Sophie 2008 est différente aussi de celle que j'ai connue. Il y a en toi une
barre dure et droite qui n'existait pas lors de tumultes des décennies
précédentes, et je l'apprécie beaucoup. Je sais que je peux m'appuyer sur
cette colonne vertébrale noire de ton être qui te donne une fermeté et qui
structure ta loyauté. J'y vois une matérialisation de ton pessimisme
nécessaire, mais j'y vois aussi la dureté de la vie que tu as menée, et où
tu as puisé une raison d'être fière, fière de toi, que tu n'avais pas
autrefois. Aujourd'hui je chéris cette ligne intransigeante de ton courage,
de ton cœur, qui chez d'autres se traduit en rides, et qui chez la plupart
d'entre les cochons middleclass que nous sommes fond au contraire avec le
temps.
J'aime aussi ta beauté physique, Sophie. Tu n'as plus vingt ans, c'est vrai,
mais je goûte si complètement chaque infime parcelle de ton corps que je le
préfère sans même de comparaison possible à aucun autre corps existant, quel
que soit son âge, même celui qui est le mieux adapté au canon culturel de la
beauté qu'on nous instille, et qui est incrusté en nous de manière si
facile. Je vois d'autres beau corps, mais le tien les surpasse de très loin,
comme l'affirme mon désir. Quant à la joliesse de ton visage, ce qui me rend
triste à chacune de nos rencontres, c'est que je me sens dans l'obligation
de renoncer à la foison du descriptif même minimum, tant la variété des
compositions me submerge. Tu t'es enrichie, non pas de ce génie que je
continue à te reconnaître, mais de ta vie, de tes rencontres, de tes
enfants, de tes hommes. Et ton visage, et ton corps, me racontent cette
belle femme énergique et fragile, sincère et insaisissable, rude et douce
que tu es devenue et que je chéris de tout mon être.

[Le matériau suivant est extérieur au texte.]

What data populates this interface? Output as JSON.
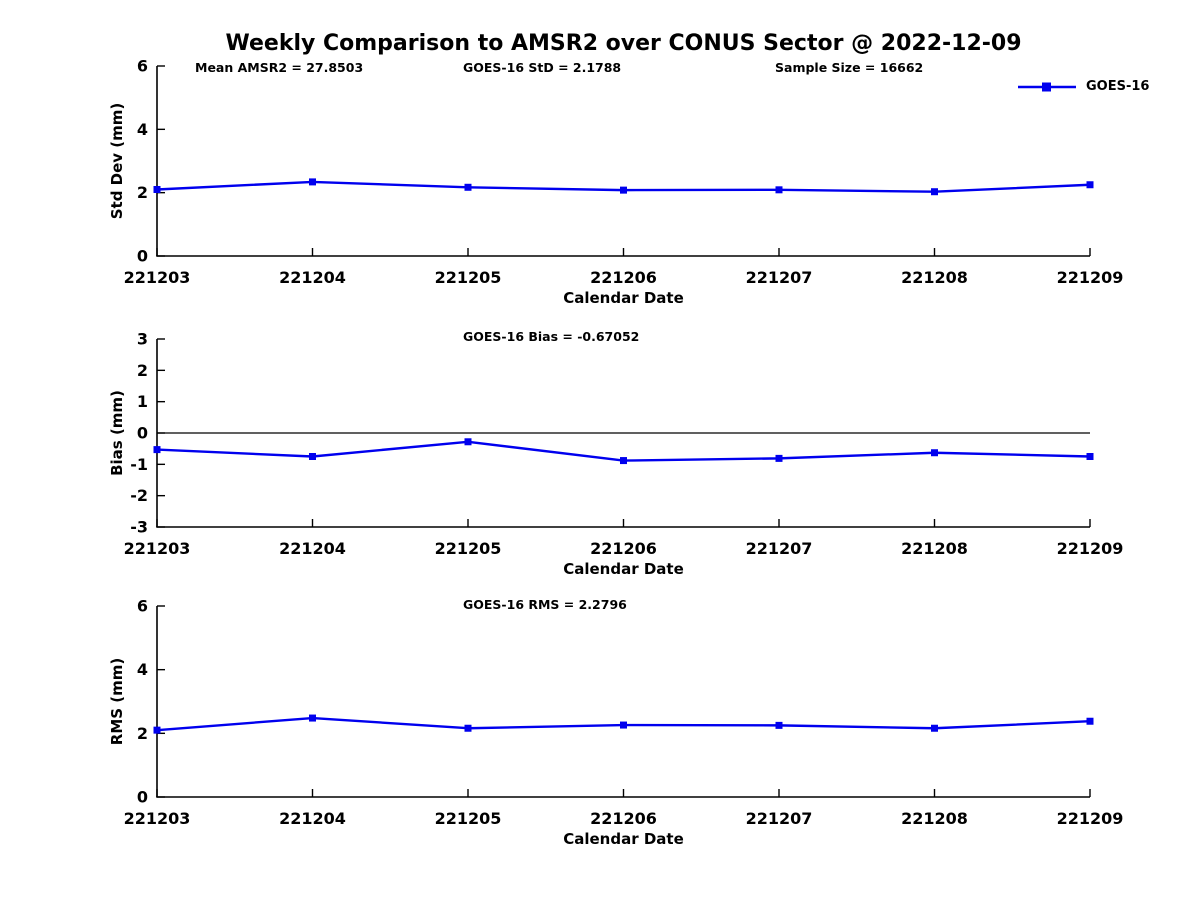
{
  "figure": {
    "title": "Weekly Comparison to AMSR2 over CONUS Sector @ 2022-12-09",
    "legend": {
      "label": "GOES-16",
      "color": "#0000EE",
      "marker": "square",
      "position": "top-right"
    }
  },
  "chart_data": [
    {
      "type": "line",
      "title": "",
      "annotations": [
        "Mean AMSR2 = 27.8503",
        "GOES-16 StD = 2.1788",
        "Sample Size = 16662"
      ],
      "xlabel": "Calendar Date",
      "ylabel": "Std Dev (mm)",
      "ylim": [
        0,
        6
      ],
      "yticks": [
        6,
        4,
        2,
        0
      ],
      "x_categories": [
        "221203",
        "221204",
        "221205",
        "221206",
        "221207",
        "221208",
        "221209"
      ],
      "grid": false,
      "zero_line": false,
      "series": [
        {
          "name": "GOES-16",
          "color": "#0000EE",
          "marker": "square",
          "values": [
            2.1,
            2.34,
            2.17,
            2.08,
            2.09,
            2.03,
            2.25
          ]
        }
      ]
    },
    {
      "type": "line",
      "title": "",
      "annotations": [
        "GOES-16 Bias  = -0.67052"
      ],
      "xlabel": "Calendar Date",
      "ylabel": "Bias (mm)",
      "ylim": [
        -3,
        3
      ],
      "yticks": [
        3,
        2,
        1,
        0,
        -1,
        -2,
        -3
      ],
      "x_categories": [
        "221203",
        "221204",
        "221205",
        "221206",
        "221207",
        "221208",
        "221209"
      ],
      "grid": false,
      "zero_line": true,
      "series": [
        {
          "name": "GOES-16",
          "color": "#0000EE",
          "marker": "square",
          "values": [
            -0.53,
            -0.75,
            -0.28,
            -0.88,
            -0.81,
            -0.63,
            -0.75
          ]
        }
      ]
    },
    {
      "type": "line",
      "title": "",
      "annotations": [
        "GOES-16 RMS = 2.2796"
      ],
      "xlabel": "Calendar Date",
      "ylabel": "RMS (mm)",
      "ylim": [
        0,
        6
      ],
      "yticks": [
        6,
        4,
        2,
        0
      ],
      "x_categories": [
        "221203",
        "221204",
        "221205",
        "221206",
        "221207",
        "221208",
        "221209"
      ],
      "grid": false,
      "zero_line": false,
      "series": [
        {
          "name": "GOES-16",
          "color": "#0000EE",
          "marker": "square",
          "values": [
            2.1,
            2.48,
            2.16,
            2.26,
            2.25,
            2.16,
            2.38
          ]
        }
      ]
    }
  ]
}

Je voudrais encore ajouter cette observation, qui est très importante pour
moi - et qui le sera peut-être pour toi. Je te découvre toujours en
arrondis, certains extrêmement travaillés par ton art de plaire, certains
faciles et soudains, mais toujours avec ce grand art dont tu n'as, alors,
pas même besoin d'avoir conscience, tellement il est profondément gravé dans
ton talent. Mais ce que je n'avais pas vu autrefois, et je crois pourtant
que ça y était déjà, ce sont les brusqueries de ton être, ce sont les
ruptures de ton, que tu ne maîtrises pas toujours, ce sont les puissantes
rebellions de ta nature généreuse contre ton goût du tact, qui est aussi
puissant et qui émane aussi de ta nature généreuse. De découvrir cette
disruptivité est important pour moi, parce que le mouvement sans cesse
fluide, sans cesse en courbes vertigineuses que tu me donnais autrefois, je
crois que c'est ce qui m'écœurait et qui m'empêchait, physiquement, de te
supporter. Or, les contradictions de tes mouvements intérieurs, parfois
toujours dans ces grands élans majestueux et fins, et d'autre fois dans des
colères et des détresses, dans des froidures et des cassures, où parfois
même tu te perds toi-même pour te retrouver égarée et désemparée, rarement
alors avec du soutien, se tempèrent mutuellement, et te donnent une
sociabilité, en tout cas pour moi, que je ne pouvais te reconnaître en 1982.